Saturday, October 04, 2014

MN.06.08.1987.Recalling the Bells from Breda



I remember this edition of Media Network broadcast in August 1987. At that time digital recording was only just becoming possible, using a PCM adaptor connected to a Umatic video tape recorder. The late Joop Zuidam was a music producer at Radio Netherlands and he told me he was heading to Breda to record another in his series about carillons, the set of bells in church towers. Radio Netherlands had been using an ancient recording of the carillon in Den Bosch, but the tape had been copied so many times that it sounded awful, especially when played back on a cartridge. So I asked Joop if he could arrange for Jacque Maasens, the carillon player of the Great Church of Breda, to record a new version of the interval signal played at the start of each broadcast from Radio Netherlands on shortwave. It seems there is an interview with Jacques in Dutch on Youtube, also taken in the same tower. I will always remember the view (pictured). And we also recorded a few jokes, including Yankee Doodle, the theme used by the VOA at the time.

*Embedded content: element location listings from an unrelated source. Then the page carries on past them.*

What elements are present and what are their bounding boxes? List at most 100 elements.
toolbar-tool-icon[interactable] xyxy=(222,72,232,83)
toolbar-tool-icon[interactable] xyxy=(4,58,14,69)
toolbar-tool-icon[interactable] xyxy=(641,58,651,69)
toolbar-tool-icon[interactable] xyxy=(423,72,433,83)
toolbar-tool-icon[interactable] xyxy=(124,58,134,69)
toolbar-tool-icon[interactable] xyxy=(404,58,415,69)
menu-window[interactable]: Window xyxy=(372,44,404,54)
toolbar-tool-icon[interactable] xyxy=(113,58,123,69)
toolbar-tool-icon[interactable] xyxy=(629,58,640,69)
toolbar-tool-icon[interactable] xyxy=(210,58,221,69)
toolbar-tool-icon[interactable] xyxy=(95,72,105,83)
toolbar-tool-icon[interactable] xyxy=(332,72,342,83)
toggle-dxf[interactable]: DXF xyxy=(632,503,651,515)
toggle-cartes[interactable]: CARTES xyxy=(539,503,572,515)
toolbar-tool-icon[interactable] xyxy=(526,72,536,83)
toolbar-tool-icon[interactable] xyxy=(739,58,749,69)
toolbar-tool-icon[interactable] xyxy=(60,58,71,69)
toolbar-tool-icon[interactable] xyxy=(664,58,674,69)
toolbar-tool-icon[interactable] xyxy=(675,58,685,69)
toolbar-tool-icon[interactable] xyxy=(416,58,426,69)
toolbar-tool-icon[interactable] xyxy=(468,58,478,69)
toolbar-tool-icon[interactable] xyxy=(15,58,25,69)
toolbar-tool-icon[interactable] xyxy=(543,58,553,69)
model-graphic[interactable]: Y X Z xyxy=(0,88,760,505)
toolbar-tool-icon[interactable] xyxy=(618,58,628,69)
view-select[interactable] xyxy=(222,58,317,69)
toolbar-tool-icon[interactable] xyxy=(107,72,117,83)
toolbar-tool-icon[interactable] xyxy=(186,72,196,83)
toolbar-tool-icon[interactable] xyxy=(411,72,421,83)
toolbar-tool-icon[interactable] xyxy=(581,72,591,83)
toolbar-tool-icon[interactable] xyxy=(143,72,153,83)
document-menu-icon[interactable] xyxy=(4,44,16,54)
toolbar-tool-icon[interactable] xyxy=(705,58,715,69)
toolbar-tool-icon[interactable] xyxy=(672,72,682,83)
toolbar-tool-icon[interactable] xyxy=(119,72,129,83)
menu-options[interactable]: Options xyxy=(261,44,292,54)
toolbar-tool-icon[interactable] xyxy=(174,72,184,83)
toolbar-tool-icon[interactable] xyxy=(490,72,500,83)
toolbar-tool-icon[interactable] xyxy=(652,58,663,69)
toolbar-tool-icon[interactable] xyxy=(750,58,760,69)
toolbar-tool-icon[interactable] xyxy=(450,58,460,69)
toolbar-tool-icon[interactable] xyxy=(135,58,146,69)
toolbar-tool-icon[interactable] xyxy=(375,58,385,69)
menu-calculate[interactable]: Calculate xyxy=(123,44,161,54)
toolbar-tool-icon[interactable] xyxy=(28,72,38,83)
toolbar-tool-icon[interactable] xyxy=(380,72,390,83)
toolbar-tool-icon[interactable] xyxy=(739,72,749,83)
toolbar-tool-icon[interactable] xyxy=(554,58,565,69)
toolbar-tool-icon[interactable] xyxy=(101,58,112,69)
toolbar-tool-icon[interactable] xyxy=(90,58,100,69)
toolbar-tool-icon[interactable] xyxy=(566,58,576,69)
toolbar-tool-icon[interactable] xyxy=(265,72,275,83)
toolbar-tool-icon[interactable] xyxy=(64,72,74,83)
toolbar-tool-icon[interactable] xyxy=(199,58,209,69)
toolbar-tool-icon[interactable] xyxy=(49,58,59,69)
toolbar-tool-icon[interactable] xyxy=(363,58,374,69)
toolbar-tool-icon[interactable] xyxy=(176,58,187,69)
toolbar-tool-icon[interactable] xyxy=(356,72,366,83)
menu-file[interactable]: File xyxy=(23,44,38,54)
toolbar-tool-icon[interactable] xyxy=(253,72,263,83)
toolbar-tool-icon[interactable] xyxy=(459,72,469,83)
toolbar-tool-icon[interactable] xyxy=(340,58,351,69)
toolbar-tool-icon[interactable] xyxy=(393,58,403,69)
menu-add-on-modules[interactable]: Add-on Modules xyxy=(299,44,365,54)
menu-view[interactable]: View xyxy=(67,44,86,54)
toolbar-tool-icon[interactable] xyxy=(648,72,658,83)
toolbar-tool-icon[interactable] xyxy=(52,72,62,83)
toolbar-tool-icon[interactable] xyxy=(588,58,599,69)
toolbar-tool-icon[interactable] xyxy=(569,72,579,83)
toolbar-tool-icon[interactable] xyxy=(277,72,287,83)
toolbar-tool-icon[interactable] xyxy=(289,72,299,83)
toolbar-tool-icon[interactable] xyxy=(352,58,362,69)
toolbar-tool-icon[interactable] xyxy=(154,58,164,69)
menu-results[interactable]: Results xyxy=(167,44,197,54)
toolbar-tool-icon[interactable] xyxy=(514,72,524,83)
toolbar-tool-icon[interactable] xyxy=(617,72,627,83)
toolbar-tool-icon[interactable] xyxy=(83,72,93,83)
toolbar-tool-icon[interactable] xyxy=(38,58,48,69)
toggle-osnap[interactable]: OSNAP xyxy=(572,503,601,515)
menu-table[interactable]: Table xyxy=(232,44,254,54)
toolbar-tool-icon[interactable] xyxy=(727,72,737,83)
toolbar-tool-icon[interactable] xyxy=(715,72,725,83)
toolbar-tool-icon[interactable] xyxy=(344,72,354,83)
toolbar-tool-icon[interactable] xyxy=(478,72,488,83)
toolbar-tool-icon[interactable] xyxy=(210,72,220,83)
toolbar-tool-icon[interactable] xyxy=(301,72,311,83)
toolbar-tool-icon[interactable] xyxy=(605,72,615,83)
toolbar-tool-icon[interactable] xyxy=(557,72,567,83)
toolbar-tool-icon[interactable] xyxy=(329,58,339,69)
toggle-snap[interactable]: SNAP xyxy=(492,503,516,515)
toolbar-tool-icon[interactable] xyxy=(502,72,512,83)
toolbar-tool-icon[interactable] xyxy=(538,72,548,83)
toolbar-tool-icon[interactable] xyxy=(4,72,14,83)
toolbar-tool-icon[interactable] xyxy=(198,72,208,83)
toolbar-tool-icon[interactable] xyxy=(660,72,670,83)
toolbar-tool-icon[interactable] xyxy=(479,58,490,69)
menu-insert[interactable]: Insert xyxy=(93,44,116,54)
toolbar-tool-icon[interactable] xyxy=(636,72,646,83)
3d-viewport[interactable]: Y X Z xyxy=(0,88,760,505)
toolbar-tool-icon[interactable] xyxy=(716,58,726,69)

This edition also includes news that the BBC is to start transmitting from Hong Kong on shortwave and Pirate radio sovereign has been broadcasting again. We look at the pirate radio scene on FM in Paris. Arthur Cushen has a bumper crop of tuning suggestions from his listening post in the Pacific.

Tuesday, September 09, 2014

Apple Demo Day



More interested in the iPhone Plus than the Apple Watch. Yes, they have solved some interface challenges by making a digital "winder". But the battery life is something that limits its usefulness as a health device. Can't be used to monitor sleep if it is going to have enough juice during the day.



Perhaps SWatch needs to be worried. But not the analogue watch makers like IWC.